Boeselager wies die Vorwürfe zurück und rief ein Ordensgericht gegen seine Amtsenthebung an. Als Papst Franziskus den Fall durch eine Kommission untersuchen ließ, verweigerte Festing öffentlich die Zusammenarbeit. Auf Druck des Papstes trat der Brite Ende Januar zurück. Boeselager wurde wieder in sein Amt eingesetzt. Am 29. April will der Orden einen neuen Großmeister wählen.

Entfremdung zwischen Großmeister und Ordensregierung

Es sei schon länger zu einer Entfremdung zwischen dem Großmeister auf der einen und der Regierung des Ordens auf der anderen Seite gekommen, beschreibt Boeselager in der "Welt" den Konflikt. Beim Generalkapitel 2014 sei eine Ordensregierung gewählt worden, die Festing nicht behagte. Der Freiherr berichtete, er sei "die Figur, die für den Großmeister am schwersten verdaulich" gewesen sei.

Von Boeselager macht den US-Kardinal Raymond Burke, "Kardinalpatron" des Ordens, für die Eskalation verantwortlich. Burke selbst habe vor wenigen Tagen in einem Interview nochmals wiederholt, dass jemand, der eine hohe Funktion in der Kirche habe und die Verteilung von Kondomen toleriere, sein Amt verlassen müsse. Von Boeselager bezeichnete dies als einen weiteren indirekten Angriff auf Franziskus.

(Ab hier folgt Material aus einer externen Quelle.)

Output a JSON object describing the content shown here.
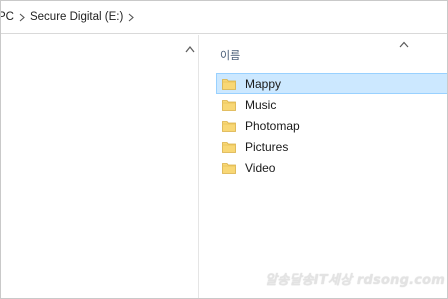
{
  "address_bar": {
    "crumbs": [
      "PC",
      "Secure Digital (E:)"
    ]
  },
  "icons": {
    "separator": "chevron-right-icon",
    "folder": "folder-icon",
    "sort": "sort-up-chevron-icon",
    "scroll_up": "scroll-up-arrow-icon"
  },
  "content": {
    "column_header": "이름",
    "items": [
      {
        "label": "Mappy",
        "selected": true
      },
      {
        "label": "Music",
        "selected": false
      },
      {
        "label": "Photomap",
        "selected": false
      },
      {
        "label": "Pictures",
        "selected": false
      },
      {
        "label": "Video",
        "selected": false
      }
    ]
  },
  "watermark": "알송달송IT세상 rdsong.com",
  "colors": {
    "selection_bg": "#cce8ff",
    "selection_border": "#99d1ff",
    "folder_yellow": "#f8d775",
    "header_text": "#4c607a"
  }
}
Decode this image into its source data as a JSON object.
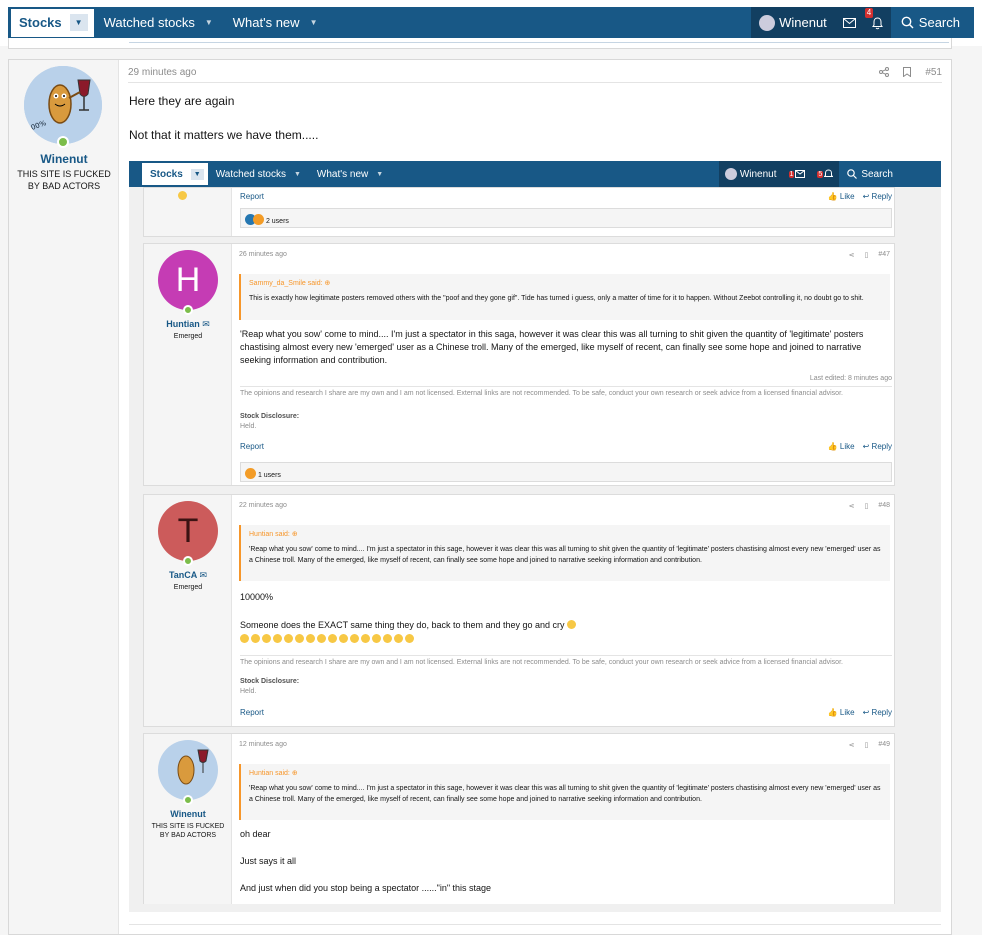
{
  "nav": {
    "tabs": [
      {
        "label": "Stocks"
      },
      {
        "label": "Watched stocks"
      },
      {
        "label": "What's new"
      }
    ],
    "user": "Winenut",
    "alert_count": "4",
    "search": "Search"
  },
  "post": {
    "author": "Winenut",
    "author_title": "THIS SITE IS FUCKED BY BAD ACTORS",
    "time": "29 minutes ago",
    "number": "#51",
    "line1": "Here they are again",
    "line2": "Not that it matters we have them....."
  },
  "shot": {
    "nav": {
      "tabs": [
        "Stocks",
        "Watched stocks",
        "What's new"
      ],
      "user": "Winenut",
      "conv_count": "1",
      "alert_count": "5",
      "search": "Search"
    },
    "top": {
      "report": "Report",
      "like": "Like",
      "reply": "Reply",
      "reactions": "2 users"
    },
    "posts": [
      {
        "initial": "H",
        "color": "#c53cb4",
        "author": "Huntian",
        "title": "Emerged",
        "time": "26 minutes ago",
        "number": "#47",
        "quote_author": "Sammy_da_Smile said:",
        "quote": "This is exactly how legitimate posters removed others with the \"poof and they gone gif\". Tide has turned i guess, only a matter of time for it to happen. Without Zeebot controlling it, no doubt go to shit.",
        "body": "'Reap what you sow' come to mind.... I'm just a spectator in this saga, however it was clear this was all turning to shit given the quantity of 'legitimate' posters chastising almost every new 'emerged' user as a Chinese troll. Many of the emerged, like myself of recent, can finally see some hope and joined to narrative seeking information and contribution.",
        "edited": "Last edited: 8 minutes ago",
        "signature": "The opinions and research I share are my own and I am not licensed. External links are not recommended. To be safe, conduct your own research or seek advice from a licensed financial advisor.",
        "disclosure_label": "Stock Disclosure:",
        "disclosure": "Held.",
        "report": "Report",
        "like": "Like",
        "reply": "Reply",
        "reactions": "1 users"
      },
      {
        "initial": "T",
        "color": "#cc5b5b",
        "author": "TanCA",
        "title": "Emerged",
        "time": "22 minutes ago",
        "number": "#48",
        "quote_author": "Huntian said:",
        "quote": "'Reap what you sow' come to mind.... I'm just a spectator in this sage, however it was clear this was all turning to shit given the quantity of 'legitimate' posters chastising almost every new 'emerged' user as a Chinese troll. Many of the emerged, like myself of recent, can finally see some hope and joined to narrative seeking information and contribution.",
        "body1": "10000%",
        "body2": "Someone does the EXACT same thing they do, back to them and they go and cry",
        "laugh_count": 16,
        "signature": "The opinions and research I share are my own and I am not licensed. External links are not recommended. To be safe, conduct your own research or seek advice from a licensed financial advisor.",
        "disclosure_label": "Stock Disclosure:",
        "disclosure": "Held.",
        "report": "Report",
        "like": "Like",
        "reply": "Reply"
      },
      {
        "author": "Winenut",
        "title": "THIS SITE IS FUCKED BY BAD ACTORS",
        "time": "12 minutes ago",
        "number": "#49",
        "quote_author": "Huntian said:",
        "quote": "'Reap what you sow' come to mind.... I'm just a spectator in this sage, however it was clear this was all turning to shit given the quantity of 'legitimate' posters chastising almost every new 'emerged' user as a Chinese troll. Many of the emerged, like myself of recent, can finally see some hope and joined to narrative seeking information and contribution.",
        "line1": "oh dear",
        "line2": "Just says it all",
        "line3": "And just when did you stop being a spectator ......\"in\" this stage"
      }
    ]
  }
}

Burke stelle den Papst damit als jemanden dar, der "jemanden schützt, der Kondome verteilt".

Opposition gegen den Papst

Der Freiherr macht eine vielschichtige Opposition gegen den Papst aus. Es gebe etwa in Amerika eine "sehr machtvolle, sehr konservative Bewegung, auch in Verbindung mit den evangelikalen Kirchen und der Wirtschaft, wo sehr viel Geld steckt", sagte er. "Denen passen die Äußerungen des Heiligen Vaters zur Wirtschaft natürlich nicht." Sie seien "sehr gut in der Lage, sich auch im Vatikan Gehör zu verschaffen".

Reformbedarf im Malteserorden

Angesichts des Konflikts sieht von Boeselager Reformbedarf im Malteserorden. Es brauche eine größere Bindung zwischen Großmeister und Regierung, um ähnliche Krisen künftig vermeiden zu können. Auch müsse über die sogenannten Professritter nachgedacht werden, die zölibatär leben und den Orden führen. "Diese Berufung spüren immer weniger", so der Freiherr. Es gebe noch knapp 60 Professritter von insgesamt 13.500 Ordensrittern; viele davon seien alt. Nicht vorstellen kann sich von Boeselager zwar, dass der künftige Großmeister nicht mehr aus diesem Kreis kommt. Es sei aber diskutabel, ob er auch weiter aus "dem traditionellen Adel stammen und ob er auf Lebenszeit gewählt werden muss".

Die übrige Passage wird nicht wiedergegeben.